Latnik alleged authorities were indifferent when he went to file a complaint after he was beaten up.
“The officers at the station just said, ‘That’s all right, you’re gay so it’s normal that you were attacked,’” he said.
But state-run Russia Today reported Tuesday the negative international response to the propaganda law may actually have a “negative effect” on the country’s LGBT community.
The news organization quoted Sochi gay bar owner Andrey Tanychev saying “it negatively affects gay Russian people, because society blames them for spoiling the Olympics.”
Russia Today also reported Tanychecv said Russia’s gay community has “largely been unaffected by the new legislation.”
But the footage Human Rights Watch shared on Tuesday tells a much different story, showing men having their heads shaved, painted, being chased down and beaten.
One segment shows a man being thrown to the ground before his assailants stomp on his head, calling him “a piece of trash.”

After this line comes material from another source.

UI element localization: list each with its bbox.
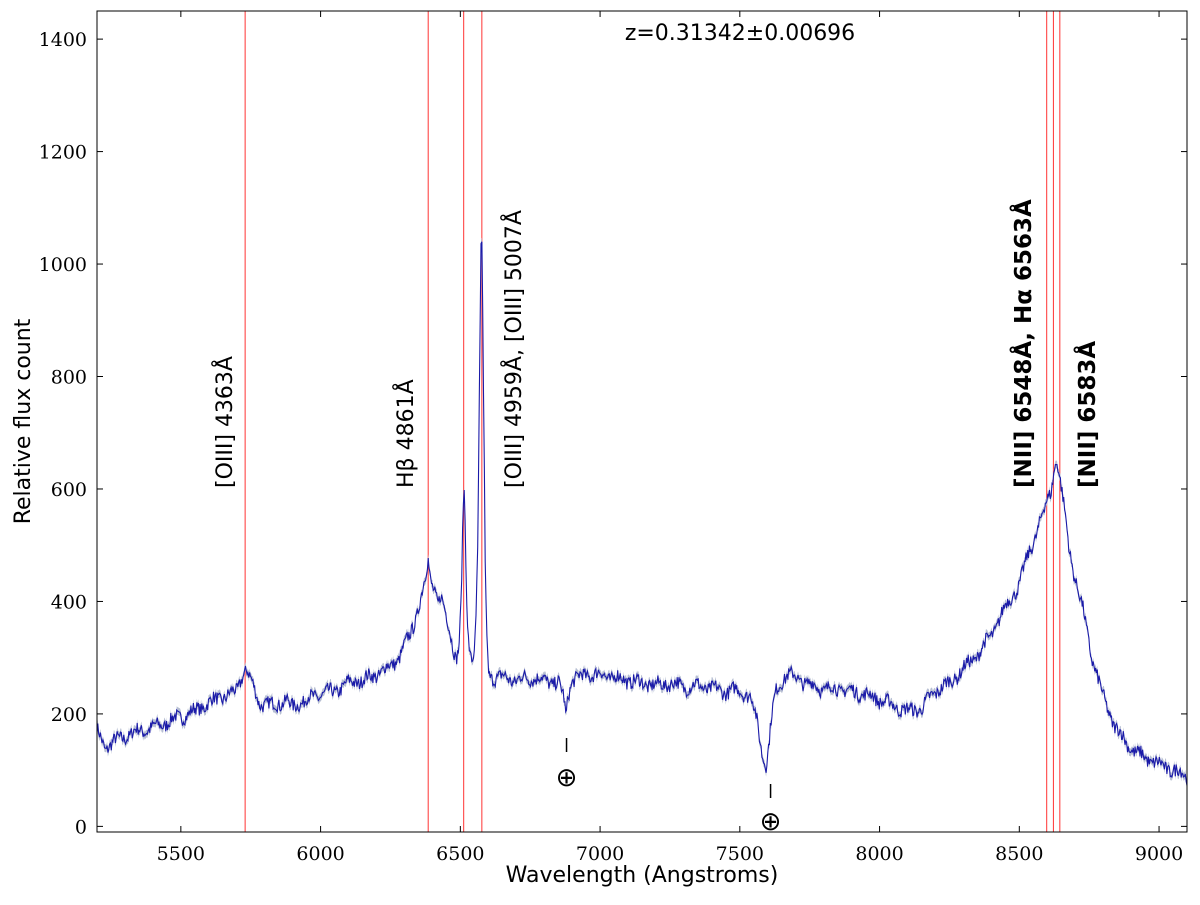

Russian LGBT Network Chairman Igor Kochetkov told the rights group the attacks on LGBT people follow a “neo-Nazi ideology.”
“It’s important to understand who we are dealing with,” he said. “These are fascists who have chosen the easiest prey, which are gay people. And they don’t even have to hide it anymore.”
The International Olympic Committee has also come under scrutiny for failing to adequately address the issue. Even though the Olympic charter states “any form of discrimination” is “incompatible with belonging to the Olympic movement,” the charter doesn’t specifically include sexual orientation as it does race, religion and gender.
Committee President Thomas Boch said Monday he is “open for discussion” surrounding the issue.
But he has warned Olympic athletes that they are barred from political gestures while on medal podiums or in other official venues; they are free to make political statements at news conferences, The Associated Press reported last week.
Boch said Monday in Sochi Russian officials won’t enforce the anti-propaganda law against athletes who address LGBT rights in press conferences and interviews.